Just because I’m not into pro football or UFC doesn’t mean I don’t get a kick out of watching millionaires beating the crap out of each other on TV. And just because I snobbishly look down my nose at reality television doesn’t mean I don’t enjoy a panel of sassy judges stirring the pot to make contestants snap at each other. Thursday night’s debate between Republican presidential candidates was a catty, bitter, largely substance-free street fight between ten men desperately trying to land more Twitter-worthy, attention grabbing zingers than the others. It was exactly the sort of debate America deserves and I loved every minute of it.
The 2010 Citizens’ United ruling, which amended most of our campaign finance laws to read “MAKE IT RAIIIIN, BITCH!”, has upended the traditional primary process. Whereas candidates used to have to build consensus and woo party chairmen to stay in the race, now pretty much anybody who’s chummy with a billionaire or two can be a serious contender for the party’s nomination. This unruly new order was on full display for the first time Thursday night, when ten men, each representing a different cabal of wealthy people’s favorite flavor of conservatism, went head to head in what could have been the XFL’s take on a college debate tournament.
Moderators Megyn Kelly, Bret Baier, and Chris Wallace set the tone for the evening, proving that they're all talented and capable journalists who simply choose to forego all semblance of integrity in their day to day jobs on Fox News. Between detailed, rapidly fired policy questions, the moderators prodded the candidates to squabble amongst themselves and relayed comments from the Internet asking about important issues, such as how often everyone received messages from God.
Rand Paul came out of the gates swinging, probably because it’s aggravating when your grassroots, upstart campaign with all its innovative policies and minority outreach has to resort to releasing videos of you chainsawing stacks of paper to stay relevant. Between abysmal fundraising, infighting, and a few indictments, Paul’s campaign is going down in flames, and onstage he apparently decided to at least try to steer the burning wreckage toward Chris Christie to take him down too. In one of the debate’s most Oh snap! moments, Paul and Christie came within sweaty, blustery inches of a full on slap fight over the PATRIOT Act and the relative merits of hugging President Obama versus hugging the families of 9/11 victims.
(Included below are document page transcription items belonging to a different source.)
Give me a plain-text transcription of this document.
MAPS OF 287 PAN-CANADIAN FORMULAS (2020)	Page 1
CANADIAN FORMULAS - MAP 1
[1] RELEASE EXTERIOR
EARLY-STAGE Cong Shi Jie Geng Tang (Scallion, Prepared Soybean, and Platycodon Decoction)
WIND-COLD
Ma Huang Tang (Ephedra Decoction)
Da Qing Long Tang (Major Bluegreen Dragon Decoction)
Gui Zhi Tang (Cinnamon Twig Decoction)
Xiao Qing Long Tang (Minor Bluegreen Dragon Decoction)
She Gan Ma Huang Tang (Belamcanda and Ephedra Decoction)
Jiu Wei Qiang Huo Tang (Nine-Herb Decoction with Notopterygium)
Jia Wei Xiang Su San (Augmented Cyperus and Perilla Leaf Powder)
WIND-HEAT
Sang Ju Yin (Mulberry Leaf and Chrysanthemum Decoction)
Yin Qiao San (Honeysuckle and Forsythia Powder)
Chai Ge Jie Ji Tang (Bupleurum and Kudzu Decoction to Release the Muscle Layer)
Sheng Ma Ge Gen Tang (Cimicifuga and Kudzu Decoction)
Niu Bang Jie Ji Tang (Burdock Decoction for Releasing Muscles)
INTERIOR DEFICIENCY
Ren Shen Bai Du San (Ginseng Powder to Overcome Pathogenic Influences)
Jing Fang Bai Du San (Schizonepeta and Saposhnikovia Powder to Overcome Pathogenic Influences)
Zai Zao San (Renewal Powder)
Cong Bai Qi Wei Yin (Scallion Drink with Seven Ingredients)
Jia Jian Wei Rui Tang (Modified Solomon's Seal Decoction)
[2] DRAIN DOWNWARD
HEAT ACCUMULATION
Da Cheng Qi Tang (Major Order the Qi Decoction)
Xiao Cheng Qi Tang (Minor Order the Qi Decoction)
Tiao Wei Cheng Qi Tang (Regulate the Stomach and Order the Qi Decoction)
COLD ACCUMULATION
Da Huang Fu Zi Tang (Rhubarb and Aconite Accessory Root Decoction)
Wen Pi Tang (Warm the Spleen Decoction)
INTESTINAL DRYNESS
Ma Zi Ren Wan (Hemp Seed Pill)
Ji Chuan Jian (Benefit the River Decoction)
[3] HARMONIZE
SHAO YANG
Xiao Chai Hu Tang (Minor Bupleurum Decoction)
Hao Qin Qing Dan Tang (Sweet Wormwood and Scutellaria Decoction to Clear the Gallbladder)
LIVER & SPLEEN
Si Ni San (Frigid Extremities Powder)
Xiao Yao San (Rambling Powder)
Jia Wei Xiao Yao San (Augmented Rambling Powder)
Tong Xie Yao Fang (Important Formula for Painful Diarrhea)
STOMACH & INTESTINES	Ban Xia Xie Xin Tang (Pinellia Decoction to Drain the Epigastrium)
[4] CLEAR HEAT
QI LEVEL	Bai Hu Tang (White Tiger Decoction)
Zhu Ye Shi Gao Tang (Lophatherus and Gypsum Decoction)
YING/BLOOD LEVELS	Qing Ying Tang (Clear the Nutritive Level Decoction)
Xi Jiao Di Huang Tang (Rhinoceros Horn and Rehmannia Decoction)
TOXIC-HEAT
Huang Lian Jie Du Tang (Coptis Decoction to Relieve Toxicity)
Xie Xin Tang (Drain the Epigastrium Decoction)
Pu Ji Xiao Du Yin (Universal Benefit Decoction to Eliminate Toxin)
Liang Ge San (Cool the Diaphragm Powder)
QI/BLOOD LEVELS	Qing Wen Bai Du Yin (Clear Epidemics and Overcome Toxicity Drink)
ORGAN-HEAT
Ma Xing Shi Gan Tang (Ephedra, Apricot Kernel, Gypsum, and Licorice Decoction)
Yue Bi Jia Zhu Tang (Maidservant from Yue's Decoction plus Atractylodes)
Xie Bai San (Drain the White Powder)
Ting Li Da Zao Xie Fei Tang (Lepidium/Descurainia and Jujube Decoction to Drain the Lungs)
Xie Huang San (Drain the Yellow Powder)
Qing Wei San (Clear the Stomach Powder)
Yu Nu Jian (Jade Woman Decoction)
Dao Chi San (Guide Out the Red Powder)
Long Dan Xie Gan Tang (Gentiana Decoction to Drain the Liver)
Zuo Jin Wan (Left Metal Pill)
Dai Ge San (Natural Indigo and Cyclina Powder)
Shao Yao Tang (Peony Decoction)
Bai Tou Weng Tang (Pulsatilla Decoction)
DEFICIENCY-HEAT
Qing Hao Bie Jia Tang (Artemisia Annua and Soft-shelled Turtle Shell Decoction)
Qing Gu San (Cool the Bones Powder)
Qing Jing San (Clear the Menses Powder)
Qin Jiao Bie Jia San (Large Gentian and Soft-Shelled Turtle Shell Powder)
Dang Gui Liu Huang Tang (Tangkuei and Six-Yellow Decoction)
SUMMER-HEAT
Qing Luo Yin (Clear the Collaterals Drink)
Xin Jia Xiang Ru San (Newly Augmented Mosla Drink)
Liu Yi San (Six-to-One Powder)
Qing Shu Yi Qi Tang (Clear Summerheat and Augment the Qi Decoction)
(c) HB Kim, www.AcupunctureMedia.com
For his part, when moderators pressed Chris Christie on the fact that New Jersey is 44th nationally in job growth, his out of the can response was, “You shoulda seen it when I got there!” Which is a snappy line, but it would probably land a little better if there were more than 50 states. Moving your state from absolute bottom of the pack to slightly less than the absolute bottom of the pack isn’t the most compelling success story.
When Marco Rubio starts talking he gets this look in his eyes like the crazy guy in Full Metal Jacket. His piercing, seemingly all-seeing gaze never changes, whether he’s talking about making the GOP the party of the future or strongly denying that he’s ever wanted rape victims to be able to have abortions.
Jeb Bush’s most memorable line was, “In Florida, they call me Jeb,” which is also what we call him in California, probably because that’s what his campaign logo shouts at you. Neurosurgeon Ben Carson’s debate prep apparently consisted of coming up with as many brain-related one-liners as possible and then steering every answer toward them at all costs. Mike Huckabee got a lot of good promo footage for the Fox News show he’s going to start hosting in early 2017. Scott Walker rides a Harley. Ted Cruz wants us all to remember what it was like when Ted Cruz was the craziest person running for president.
Ohio governor John Kasich spoke eloquently about how his Christian faith compelled him to accept the Supreme Court’s gay marriage ruling and expand the state’s Medicaid program to help the poor, and the crowd went wild. The moments when Kasich talked were virtually the only bullshit-free moments of the night – the guy comes off as an intelligent, moderate, compassionate conservative. The fact that a Republican presidential candidate could get huge applause for defending his decision to expand part of Obamacare would have been the big story from Thursday’s debate – were it not for Donald Trump.
Trump won the debate. Trump will win every debate he participates in. In a time of extreme voter apathy, a record 24 million people tuned in to watch a bunch of men on a stage arguing about politics because Trump was one of them. That means 24 million people saw him tell moderators that he would not rule out a third-party run if he doesn’t get the nomination. 24 million people saw him make a crack about Rosie O’Donnell being a fat slobbish animal, to cheers and laughter from the crowd. 24 million people saw him claiming the Mexican government is purposefully sending the dregs of their society to undermine America.
I wish I could not write about Trump, because there’s so many other candidates with so many other qualities to make fun of. But until he leaves the race it’s impossible not to write about him, because he is the race – and if he makes good on his threat to run as a third party candidate, he can effectively end the race for whoever the GOP nominee is.
It’s probably a bad sign that our political process can be so easily hijacked by a foul-mouthed two-time Wrestlemania host. But the way I see it, if this is what it takes to get tens of millions of people engaged in politics again, it was all worth it.